I would have exercised the discretion inherent in the language of section 34, on balance, in favour of forbearance from the requirement of prior approval of tariffs for any VoIP service for any provider. I would have opted for market forces, as encouraged by paragraph 7(f) of the Act, rather than for static tariff constraints imposed on some providers of VoIP service and not on others, to create a dynamic climate in which, consistent with many of the other policy objectives of section 7, reliable and affordable VoIP and related services of high quality are accessible to as many Canadians as possible in all regions of Canada (paragraph 7(b)), the efficiency and competitiveness of Canadian telecommunications are enhanced (paragraph 7(c)), regulation, where required, is efficient and effective (paragraph 7(f)), research and development in Canada in the field of telecommunications are stimulated and innovation in the provision of telecommunications services is encouraged (paragraph 7(g)), and there is a response to the economic and social requirements of the users of telecommunications services (paragraph 7(h)). (emphasis added)
And then wrote:
The decision of the majority not to forbear from the requirement of prior tariff approval for local VoIP service provided by the ILECs is informed by the fact that there is, as yet, little competition in Canada in the provision of traditional local wireline circuit-switched telephone service, often referred to as primary exchange service (PES), despite the regulatory framework for facilities-based competition established by the Commission eight years ago in Local Competition, Telecom Decision CRTC 97-8, 1 May 1997, while the Commission maintained pricing constraints on the provision of PES by the ILECs. (emphasis added)
However, this situation has changed dramatically over the past 15 months.
Today, it is the cable companies who actually have a head start over the ILECs in providing VoIP services.
In paragraphs 74 and 75 of this Decision, my colleagues express their concern over the possibility that the Commission will be deluged by requests for dispute resolution to determine whether a given service should or should not be forborne from regulation if a service or class of services is defined on the basis of technological criteria. I believe that the majority has given more weight to the potential administrative burden than to the other factors that should be given consideration.

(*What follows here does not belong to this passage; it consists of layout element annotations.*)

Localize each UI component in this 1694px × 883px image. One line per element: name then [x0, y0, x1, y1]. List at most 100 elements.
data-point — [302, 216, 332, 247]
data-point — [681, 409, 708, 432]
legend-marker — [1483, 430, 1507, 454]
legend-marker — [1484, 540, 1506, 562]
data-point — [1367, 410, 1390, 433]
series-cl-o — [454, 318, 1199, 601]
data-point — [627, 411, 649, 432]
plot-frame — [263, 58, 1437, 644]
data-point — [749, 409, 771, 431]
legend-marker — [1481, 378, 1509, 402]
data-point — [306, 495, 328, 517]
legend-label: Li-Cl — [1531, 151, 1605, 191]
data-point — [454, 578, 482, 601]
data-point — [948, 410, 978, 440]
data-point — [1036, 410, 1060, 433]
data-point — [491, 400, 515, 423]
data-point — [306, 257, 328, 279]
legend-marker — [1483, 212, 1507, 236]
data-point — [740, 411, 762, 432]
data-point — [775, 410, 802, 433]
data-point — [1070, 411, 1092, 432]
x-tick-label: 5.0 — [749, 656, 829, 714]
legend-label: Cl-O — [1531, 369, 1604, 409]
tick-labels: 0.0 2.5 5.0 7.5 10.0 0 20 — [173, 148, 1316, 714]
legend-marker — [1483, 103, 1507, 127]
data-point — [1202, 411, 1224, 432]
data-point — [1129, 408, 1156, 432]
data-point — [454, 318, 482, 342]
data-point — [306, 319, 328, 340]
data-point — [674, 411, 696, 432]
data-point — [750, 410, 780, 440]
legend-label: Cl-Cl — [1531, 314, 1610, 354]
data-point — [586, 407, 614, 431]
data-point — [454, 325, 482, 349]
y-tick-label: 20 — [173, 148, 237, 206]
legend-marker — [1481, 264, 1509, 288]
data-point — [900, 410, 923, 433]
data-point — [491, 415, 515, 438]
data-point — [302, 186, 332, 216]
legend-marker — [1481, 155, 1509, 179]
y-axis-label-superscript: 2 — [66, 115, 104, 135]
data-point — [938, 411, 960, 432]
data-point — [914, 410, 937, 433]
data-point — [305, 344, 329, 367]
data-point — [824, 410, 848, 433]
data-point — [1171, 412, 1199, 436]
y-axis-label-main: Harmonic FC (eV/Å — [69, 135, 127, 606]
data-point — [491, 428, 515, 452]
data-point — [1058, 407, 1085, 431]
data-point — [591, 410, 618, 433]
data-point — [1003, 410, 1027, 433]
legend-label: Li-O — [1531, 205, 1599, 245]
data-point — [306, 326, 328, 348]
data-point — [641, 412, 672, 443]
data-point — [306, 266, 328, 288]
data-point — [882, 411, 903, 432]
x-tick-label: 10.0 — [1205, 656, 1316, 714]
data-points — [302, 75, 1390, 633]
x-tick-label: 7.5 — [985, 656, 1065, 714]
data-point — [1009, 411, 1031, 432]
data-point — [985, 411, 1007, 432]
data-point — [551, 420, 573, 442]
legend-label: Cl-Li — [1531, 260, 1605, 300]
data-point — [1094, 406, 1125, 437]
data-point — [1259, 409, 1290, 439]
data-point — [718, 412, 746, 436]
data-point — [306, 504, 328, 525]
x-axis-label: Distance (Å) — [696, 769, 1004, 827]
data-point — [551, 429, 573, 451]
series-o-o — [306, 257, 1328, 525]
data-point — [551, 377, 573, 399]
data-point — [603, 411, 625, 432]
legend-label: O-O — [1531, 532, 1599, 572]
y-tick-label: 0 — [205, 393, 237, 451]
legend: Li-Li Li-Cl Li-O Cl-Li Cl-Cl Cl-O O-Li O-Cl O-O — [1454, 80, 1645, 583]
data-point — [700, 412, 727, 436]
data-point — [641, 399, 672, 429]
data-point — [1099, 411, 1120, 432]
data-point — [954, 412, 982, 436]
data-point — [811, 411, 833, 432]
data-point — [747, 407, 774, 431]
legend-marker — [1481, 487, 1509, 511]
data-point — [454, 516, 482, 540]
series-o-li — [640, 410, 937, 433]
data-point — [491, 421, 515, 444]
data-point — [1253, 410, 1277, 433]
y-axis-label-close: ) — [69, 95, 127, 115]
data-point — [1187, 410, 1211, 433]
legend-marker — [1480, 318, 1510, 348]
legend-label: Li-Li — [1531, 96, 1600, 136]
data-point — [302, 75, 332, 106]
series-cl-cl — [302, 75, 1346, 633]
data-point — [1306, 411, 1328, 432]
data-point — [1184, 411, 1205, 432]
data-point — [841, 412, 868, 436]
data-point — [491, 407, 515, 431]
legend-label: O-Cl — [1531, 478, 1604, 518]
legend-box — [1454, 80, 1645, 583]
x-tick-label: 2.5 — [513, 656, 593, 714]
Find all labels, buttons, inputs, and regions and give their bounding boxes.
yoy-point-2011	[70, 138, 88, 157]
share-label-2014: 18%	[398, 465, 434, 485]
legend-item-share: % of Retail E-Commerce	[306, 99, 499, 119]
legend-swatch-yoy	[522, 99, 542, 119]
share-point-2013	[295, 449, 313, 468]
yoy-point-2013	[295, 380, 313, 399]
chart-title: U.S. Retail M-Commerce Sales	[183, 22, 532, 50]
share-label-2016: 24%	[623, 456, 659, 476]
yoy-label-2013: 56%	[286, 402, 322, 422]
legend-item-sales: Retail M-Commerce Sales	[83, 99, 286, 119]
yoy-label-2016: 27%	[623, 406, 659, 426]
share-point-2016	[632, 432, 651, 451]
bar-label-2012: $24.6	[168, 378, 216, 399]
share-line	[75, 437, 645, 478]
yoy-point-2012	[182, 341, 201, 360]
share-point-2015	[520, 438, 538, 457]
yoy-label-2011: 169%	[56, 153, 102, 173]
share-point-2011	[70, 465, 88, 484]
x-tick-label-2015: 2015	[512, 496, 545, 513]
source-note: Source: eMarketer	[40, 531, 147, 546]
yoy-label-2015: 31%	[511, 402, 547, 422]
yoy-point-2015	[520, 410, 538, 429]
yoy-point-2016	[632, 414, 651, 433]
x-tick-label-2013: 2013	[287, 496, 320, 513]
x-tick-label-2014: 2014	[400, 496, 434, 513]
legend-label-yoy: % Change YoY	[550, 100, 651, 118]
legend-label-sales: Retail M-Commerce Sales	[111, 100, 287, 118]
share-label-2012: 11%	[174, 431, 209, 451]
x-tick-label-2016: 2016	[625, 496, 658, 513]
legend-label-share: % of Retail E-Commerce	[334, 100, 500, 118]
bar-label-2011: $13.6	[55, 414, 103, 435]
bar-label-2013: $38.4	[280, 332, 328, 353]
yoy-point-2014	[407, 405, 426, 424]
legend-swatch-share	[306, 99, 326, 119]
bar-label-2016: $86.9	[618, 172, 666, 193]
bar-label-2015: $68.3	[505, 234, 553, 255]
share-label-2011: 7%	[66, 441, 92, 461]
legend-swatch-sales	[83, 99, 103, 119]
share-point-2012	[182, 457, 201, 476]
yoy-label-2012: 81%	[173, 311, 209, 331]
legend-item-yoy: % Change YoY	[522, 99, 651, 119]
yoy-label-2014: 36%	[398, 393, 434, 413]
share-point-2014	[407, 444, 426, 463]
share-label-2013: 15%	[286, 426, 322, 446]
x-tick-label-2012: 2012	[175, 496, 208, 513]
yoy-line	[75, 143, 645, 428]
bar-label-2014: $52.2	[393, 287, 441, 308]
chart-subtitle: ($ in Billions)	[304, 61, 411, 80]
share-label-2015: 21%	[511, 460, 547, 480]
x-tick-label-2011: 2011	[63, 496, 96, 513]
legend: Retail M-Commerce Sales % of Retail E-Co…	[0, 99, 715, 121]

Rather than placing such importance on the administrative burden, I would, like my colleague Andrée Wylie, opt for greater reliance on market forces as contemplated in paragraph 7(f) of the Act.
My conclusion is that, except for emergency services, privacy protection, access to underlying structures and telephone number portability, the Commission should forbear from regulating VoIP services.
However, I am in full agreement with the majority decision set out in paragraphs 82, 83 and 84 to review certain aspects of the regulatory framework for local competition established in Decision 2006-15.